DURHAM, N.C. _ The usually reserved U.S. Rep. David Price, D-N.C., spoke uncharacteristically fiery words Monday as he denounced President Donald Trump's executive order Friday banning all immigrants and visa holders from seven predominantly Muslim countries from entering the United States for 90 days, terminated all refugee admission into the U.S. for 120 days and banned all Syrian refugees indefinitely.
"We clearly have a national crisis. I believe it is a crisis of our constitutional and our moral values," Price said. "The anxiety is palpable. And all this because eight days into office, the president issued the most reckless, irresponsible, destructive kind of executive order that you could imagine."
The congressman said there has never been a refugee who has carried out a terrorist act in the United States.
"It's a fabrication but a very destructive one," Price said. "He's president of the United States and these reckless actions have consequences for real people."
It is widely held that there are approximately 70,000 refugees who passed an immigration vetting process and were determined as non-threats to national security and whose entries now are impermissible, Price said.
The thought seemed to rile the longtime legislator.
"Imagine," he said. "Imagine, uprooting your entire existence, under threat of persecution, only to have the cabin door, slammed on you _ slammed shut _ when you are right on the brink of starting a new life."
Price said that Trump's action shows the "pitfalls" of surrounding himself with "amateur" advisers who are "long on ideology but are surely short on competence."
Price was joined at the podium by refugees from war-torn regions and countries spanning the Middle East, such as Afghanistan and Syria.

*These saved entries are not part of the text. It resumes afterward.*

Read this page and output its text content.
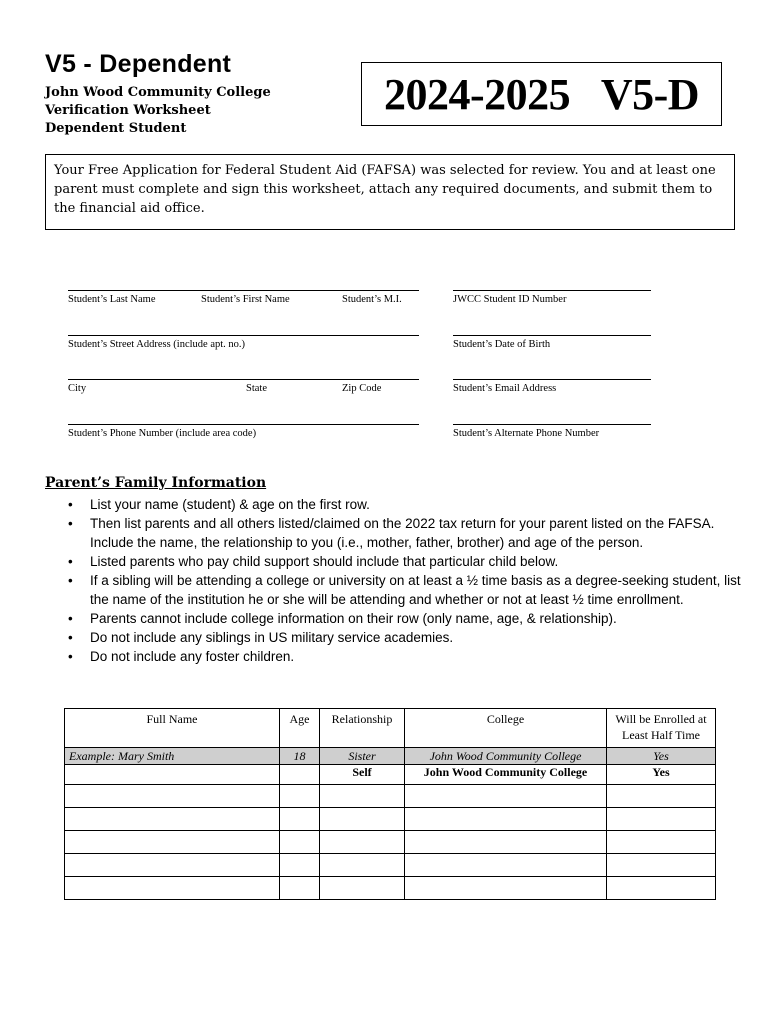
V5 - Dependent
John Wood Community College
Verification Worksheet
Dependent Student
2024-2025   V5-D
Your Free Application for Federal Student Aid (FAFSA) was selected for review. You and at least one parent must complete and sign this worksheet, attach any required documents, and submit them to the financial aid office.
Student’s Last Name	Student’s First Name	Student’s M.I.	JWCC Student ID Number
Student’s Street Address (include apt. no.)	Student’s Date of Birth
City	State	Zip Code	Student’s Email Address
Student’s Phone Number (include area code)	Student’s Alternate Phone Number
Parent’s Family Information
• List your name (student) & age on the first row.
• Then list parents and all others listed/claimed on the 2022 tax return for your parent listed on the FAFSA. Include the name, the relationship to you (i.e., mother, father, brother) and age of the person.
• Listed parents who pay child support should include that particular child below.
• If a sibling will be attending a college or university on at least a ½ time basis as a degree-seeking student, list the name of the institution he or she will be attending and whether or not at least ½ time enrollment.
• Parents cannot include college information on their row (only name, age, & relationship).
• Do not include any siblings in US military service academies.
• Do not include any foster children.
Full Name	Age	Relationship	College	Will be Enrolled at Least Half Time
Example: Mary Smith	18	Sister	John Wood Community College	Yes
		Self	John Wood Community College	Yes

Mimi Fatuma wanted to talk about refugees because, "I am one of them," she said through a translator, Soni Muragizi, a case manager for Church World Service.
Fatuma, 50, arrived in Durham in early February 2015 after a journey from the Democratic Republic of the Congo.

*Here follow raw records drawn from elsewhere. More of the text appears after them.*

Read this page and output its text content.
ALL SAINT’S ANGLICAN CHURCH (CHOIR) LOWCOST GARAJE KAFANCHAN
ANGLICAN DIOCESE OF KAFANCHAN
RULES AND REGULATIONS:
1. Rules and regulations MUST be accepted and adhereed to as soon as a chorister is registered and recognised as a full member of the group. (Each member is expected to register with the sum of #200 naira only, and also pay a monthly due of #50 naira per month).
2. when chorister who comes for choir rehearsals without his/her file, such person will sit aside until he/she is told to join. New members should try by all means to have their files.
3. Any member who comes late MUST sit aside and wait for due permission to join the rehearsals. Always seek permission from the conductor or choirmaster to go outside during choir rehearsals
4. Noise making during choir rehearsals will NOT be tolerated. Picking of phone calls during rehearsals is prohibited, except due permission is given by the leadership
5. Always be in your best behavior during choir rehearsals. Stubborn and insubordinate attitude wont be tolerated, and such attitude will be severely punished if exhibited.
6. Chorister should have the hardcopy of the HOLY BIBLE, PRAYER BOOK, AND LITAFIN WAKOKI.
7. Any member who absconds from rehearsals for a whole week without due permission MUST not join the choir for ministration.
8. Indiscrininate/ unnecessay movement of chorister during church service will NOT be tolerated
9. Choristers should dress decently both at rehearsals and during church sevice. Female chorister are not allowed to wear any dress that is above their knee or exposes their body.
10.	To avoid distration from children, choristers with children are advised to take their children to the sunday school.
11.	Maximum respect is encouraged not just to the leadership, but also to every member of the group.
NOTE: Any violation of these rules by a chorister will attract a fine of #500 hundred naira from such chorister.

"From my home country, I had to walk for two years, out of that nation, where I had to get asylum as a refugee," Fatuma said. "I have been walking in the forest without knowing where I'm going."

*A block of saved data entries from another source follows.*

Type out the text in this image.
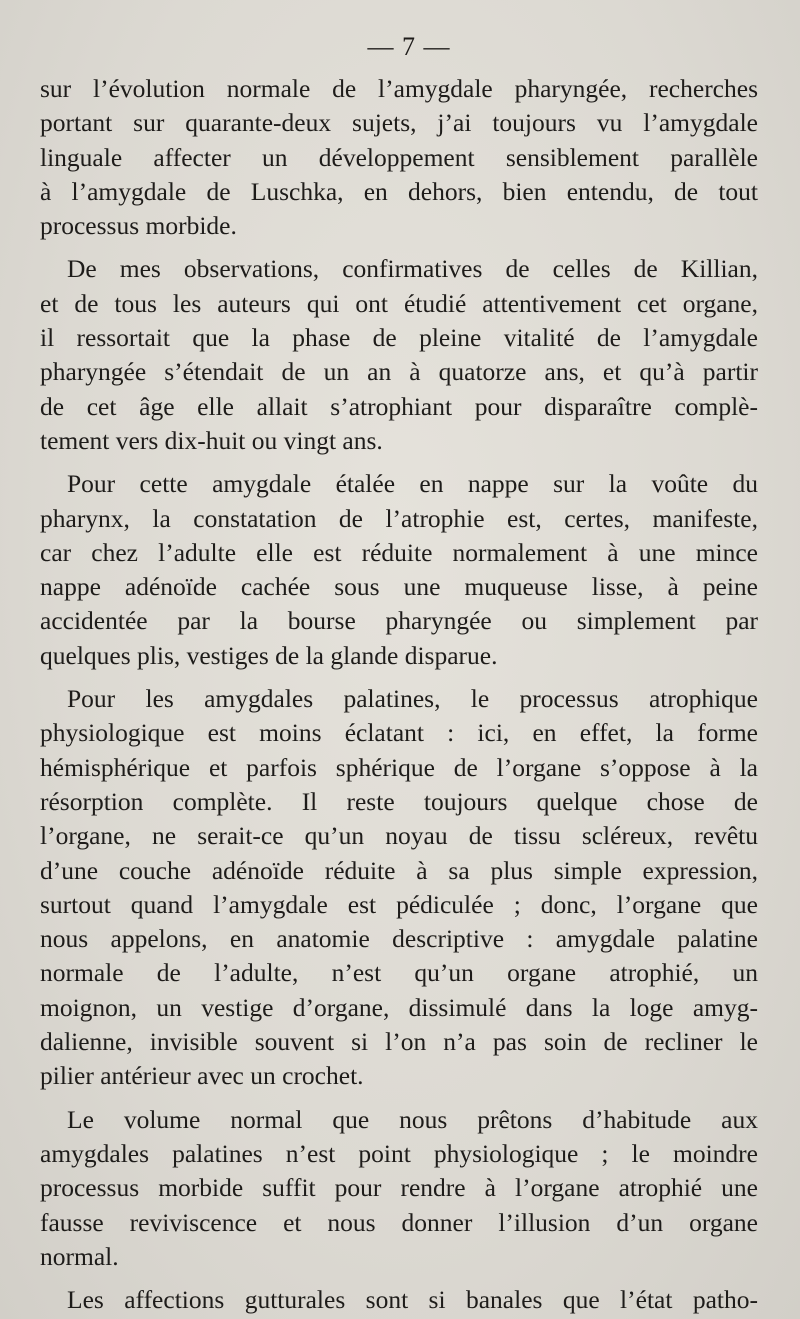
— 7 —
sur l’évolution normale de l’amygdale pharyngée, recherches
portant sur quarante-deux sujets, j’ai toujours vu l’amygdale
linguale affecter un développement sensiblement parallèle
à l’amygdale de Luschka, en dehors, bien entendu, de tout
processus morbide.
De mes observations, confirmatives de celles de Killian,
et de tous les auteurs qui ont étudié attentivement cet organe,
il ressortait que la phase de pleine vitalité de l’amygdale
pharyngée s’étendait de un an à quatorze ans, et qu’à partir
de cet âge elle allait s’atrophiant pour disparaître complè-
tement vers dix-huit ou vingt ans.
Pour cette amygdale étalée en nappe sur la voûte du
pharynx, la constatation de l’atrophie est, certes, manifeste,
car chez l’adulte elle est réduite normalement à une mince
nappe adénoïde cachée sous une muqueuse lisse, à peine
accidentée par la bourse pharyngée ou simplement par
quelques plis, vestiges de la glande disparue.
Pour les amygdales palatines, le processus atrophique
physiologique est moins éclatant : ici, en effet, la forme
hémisphérique et parfois sphérique de l’organe s’oppose à la
résorption complète. Il reste toujours quelque chose de
l’organe, ne serait-ce qu’un noyau de tissu scléreux, revêtu
d’une couche adénoïde réduite à sa plus simple expression,
surtout quand l’amygdale est pédiculée ; donc, l’organe que
nous appelons, en anatomie descriptive : amygdale palatine
normale de l’adulte, n’est qu’un organe atrophié, un
moignon, un vestige d’organe, dissimulé dans la loge amyg-
dalienne, invisible souvent si l’on n’a pas soin de recliner le
pilier antérieur avec un crochet.
Le volume normal que nous prêtons d’habitude aux
amygdales palatines n’est point physiologique ; le moindre
processus morbide suffit pour rendre à l’organe atrophié une
fausse reviviscence et nous donner l’illusion d’un organe
normal.
Les affections gutturales sont si banales que l’état patho-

She now lives in Durham with four of her children, three of whom are adults. But during their exodus, decaying carcasses strewn roadside were "normal" sights for her family, Fatuma said. "When we got thirsty we had to drink the water from the river with dead bodies inside in it."
Zeedal Alzouobi fled Draa, Syria, on May 14, 2012, he said in an interview. He first went to Jordan where he was arrested and imprisoned for 4 { months because there was "a mix up" involving his name, he said. After getting out from behind bars, Alzouobi ended up in a refugee camp in Jordan and his family joined him there.
The refugees in the camp were hungry and bitterly cold, and children died from improperly lighting and tending fires that could cause their makeshift tents to burn.
"Water, water, water everywhere was always flooded and people usually slept standing because of the water. I really did sleep standing because I could not sleep on the floor," Alzouobi said. "There is something worse than being sick. But everybody did get sick _ everybody."